Hoy, lo que está en juego en este debate no podría ser mayor.
Cuando me enteré de los lineamientos que sugieren que los doctores pueden usar las enfermedades preexistentes, incluida la obesidad, para negar o limitar la elegibilidad a los tratamientos que salvan vidas contra el coronavirus, no pude evitar pensar en los debates que estudié de la época de la esclavitud sobre si los afroestadounidenses llamados “de constitución débil” debían o no recibir atención médica.
Por suerte, desde aquel evento al que asistí hace cinco años, los expertos se han centrado en la salud de los afroestadounidenses y han seguido trabajando para que la atención del país no se centre en factores individuales.
El Proyecto 1619 de The New York Times incluyó ensayos que detallaban el impacto que tuvo el legado de la esclavitud en la salud y la atención médica de los afroestadounidenses y explicó cómo, desde la era de la esclavitud, se ha etiquetado a los cuerpos de las personas de color como que tienen enfermedades congénitas y no merecen el acceso a los tratamientos que salvan la vida.
En un ensayo reciente que aborda en específico la COVID-19, Rashawn Ray enfatizó el legado de las prácticas discriminatorias que desplazaron a los negros a comunidades pobres y densamente pobladas, a menudo con acceso limitado a la atención médica.

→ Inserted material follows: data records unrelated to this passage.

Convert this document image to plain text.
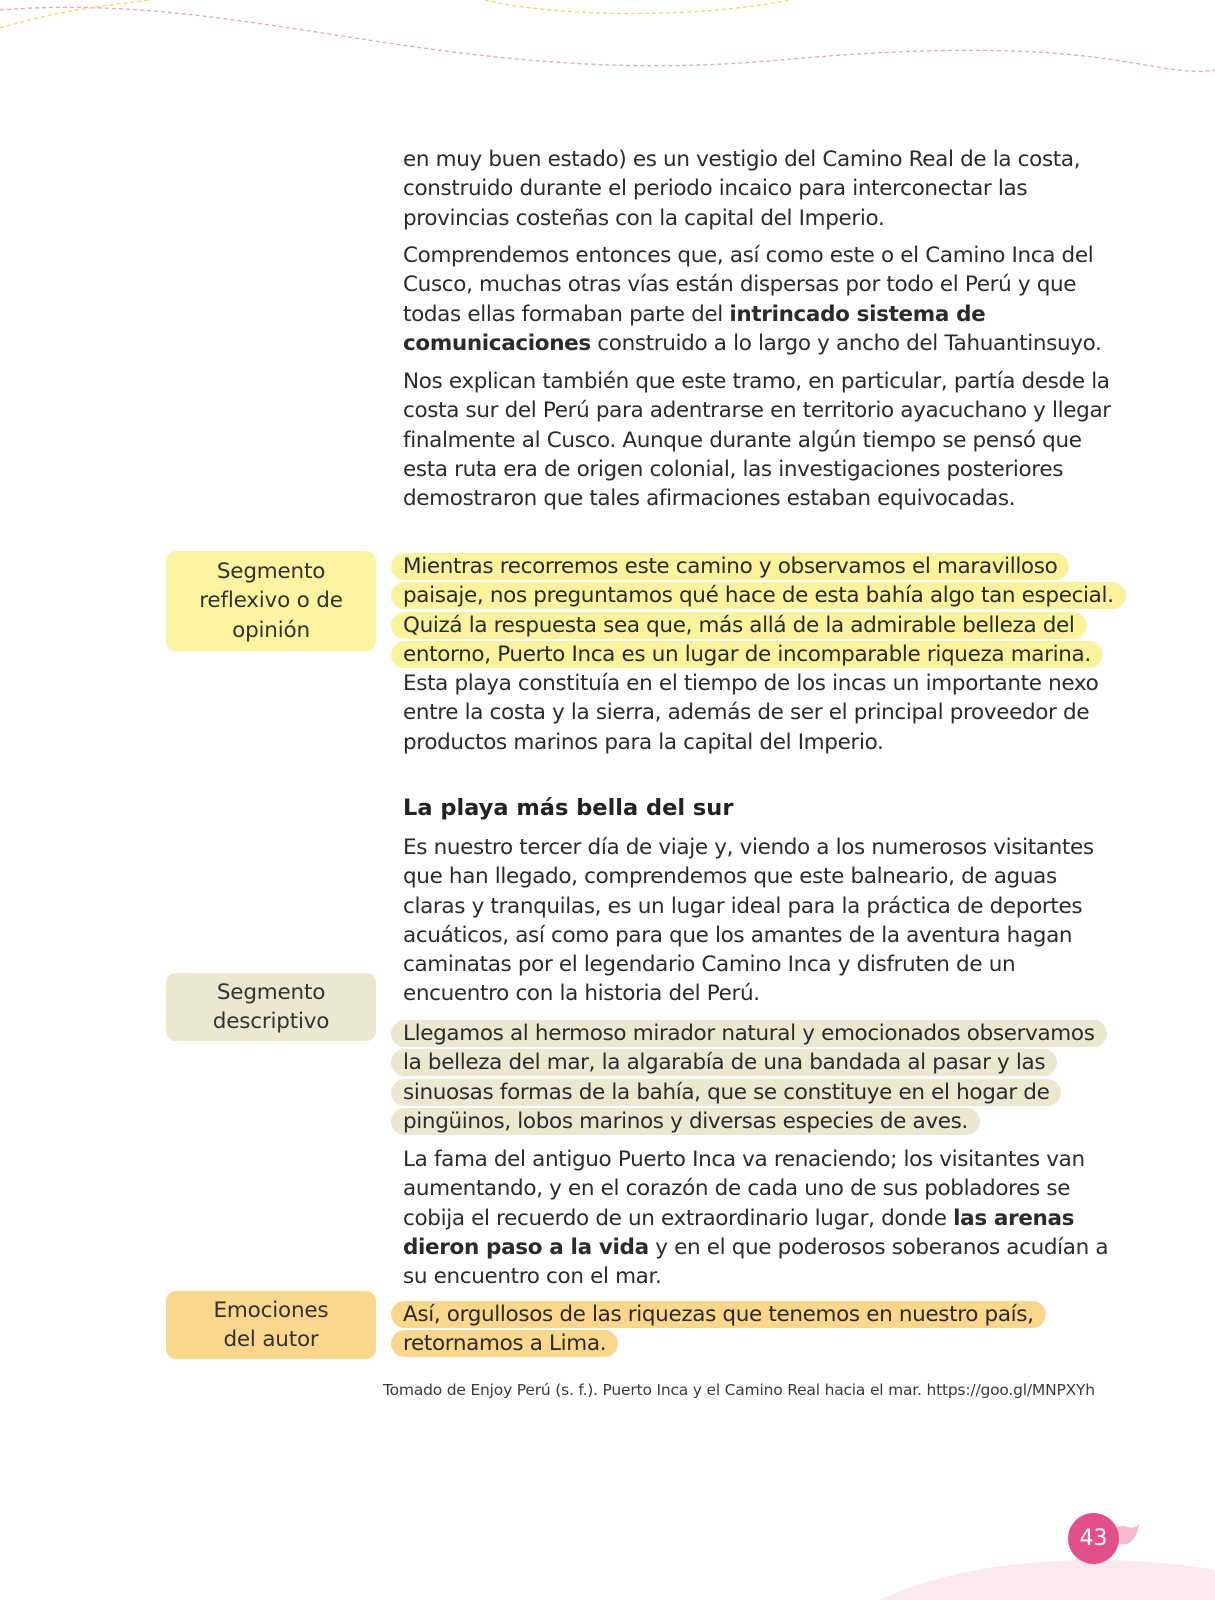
en muy buen estado) es un vestigio del Camino Real de la costa, construido durante el periodo incaico para interconectar las provincias costeñas con la capital del Imperio.

Comprendemos entonces que, así como este o el Camino Inca del Cusco, muchas otras vías están dispersas por todo el Perú y que todas ellas formaban parte del intrincado sistema de comunicaciones construido a lo largo y ancho del Tahuantinsuyo.

Nos explican también que este tramo, en particular, partía desde la costa sur del Perú para adentrarse en territorio ayacuchano y llegar finalmente al Cusco. Aunque durante algún tiempo se pensó que esta ruta era de origen colonial, las investigaciones posteriores demostraron que tales afirmaciones estaban equivocadas.

Mientras recorremos este camino y observamos el maravilloso paisaje, nos preguntamos qué hace de esta bahía algo tan especial. Quizá la respuesta sea que, más allá de la admirable belleza del entorno, Puerto Inca es un lugar de incomparable riqueza marina. Esta playa constituía en el tiempo de los incas un importante nexo entre la costa y la sierra, además de ser el principal proveedor de productos marinos para la capital del Imperio.

La playa más bella del sur

Es nuestro tercer día de viaje y, viendo a los numerosos visitantes que han llegado, comprendemos que este balneario, de aguas claras y tranquilas, es un lugar ideal para la práctica de deportes acuáticos, así como para que los amantes de la aventura hagan caminatas por el legendario Camino Inca y disfruten de un encuentro con la historia del Perú.

Llegamos al hermoso mirador natural y emocionados observamos la belleza del mar, la algarabía de una bandada al pasar y las sinuosas formas de la bahía, que se constituye en el hogar de pingüinos, lobos marinos y diversas especies de aves.

La fama del antiguo Puerto Inca va renaciendo; los visitantes van aumentando, y en el corazón de cada uno de sus pobladores se cobija el recuerdo de un extraordinario lugar, donde las arenas dieron paso a la vida y en el que poderosos soberanos acudían a su encuentro con el mar.

Así, orgullosos de las riquezas que tenemos en nuestro país, retornamos a Lima.

Segmento reflexivo o de opinión
Segmento descriptivo
Emociones del autor
Tomado de Enjoy Perú (s. f.). Puerto Inca y el Camino Real hacia el mar. https://goo.gl/MNPXYh
43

Y señaló que la gente de color está sobrerrepresentada en los puestos de servicio y como trabajadores básicos que tienen una mayor exposición que aquellos que tienen el lujo de refugiarse en casa. Ibram X.
Kendi ha escrito que “el comportamiento irresponsable de la gente de color desproporcionadamente pobre” —que a menudo se cita como un factor importante de la disparidad en el acceso a los servicios de salud— es un chivo expiatorio que distrae la atención de los estadounidenses de la centralidad del racismo sistémico en las actuales desigualdades raciales en materia de salud.
La evaluación de los datos inadecuados y cuestionables sobre la raza, el peso y las complicaciones de la COVID-19 con estos argumentos en mente deja claro que la obesidad (así como su implicación asociada, aunque incorrecta, de las malas elecciones de estilo de vida) no debe ser el centro de atención cuando se trata de entender cómo ha afectado esta pandemia a los afroestadounidenses.
Incluso antes de la COVID-19, los estadounidenses negros tenían tasas más altas de enfermedades crónicas múltiples y una menor esperanza de vida que los estadounidenses blancos, independientemente de su peso.
Este es un indicador de que nuestras estructuras sociales nos están fallando.
Estos fallos —y la consecuente aceptación de la creencia de que el cuerpo negro es particularmente defectuoso— están enraizados en una era vergonzosa de la historia estadounidense que sucedió cientos de años antes de esta pandemia.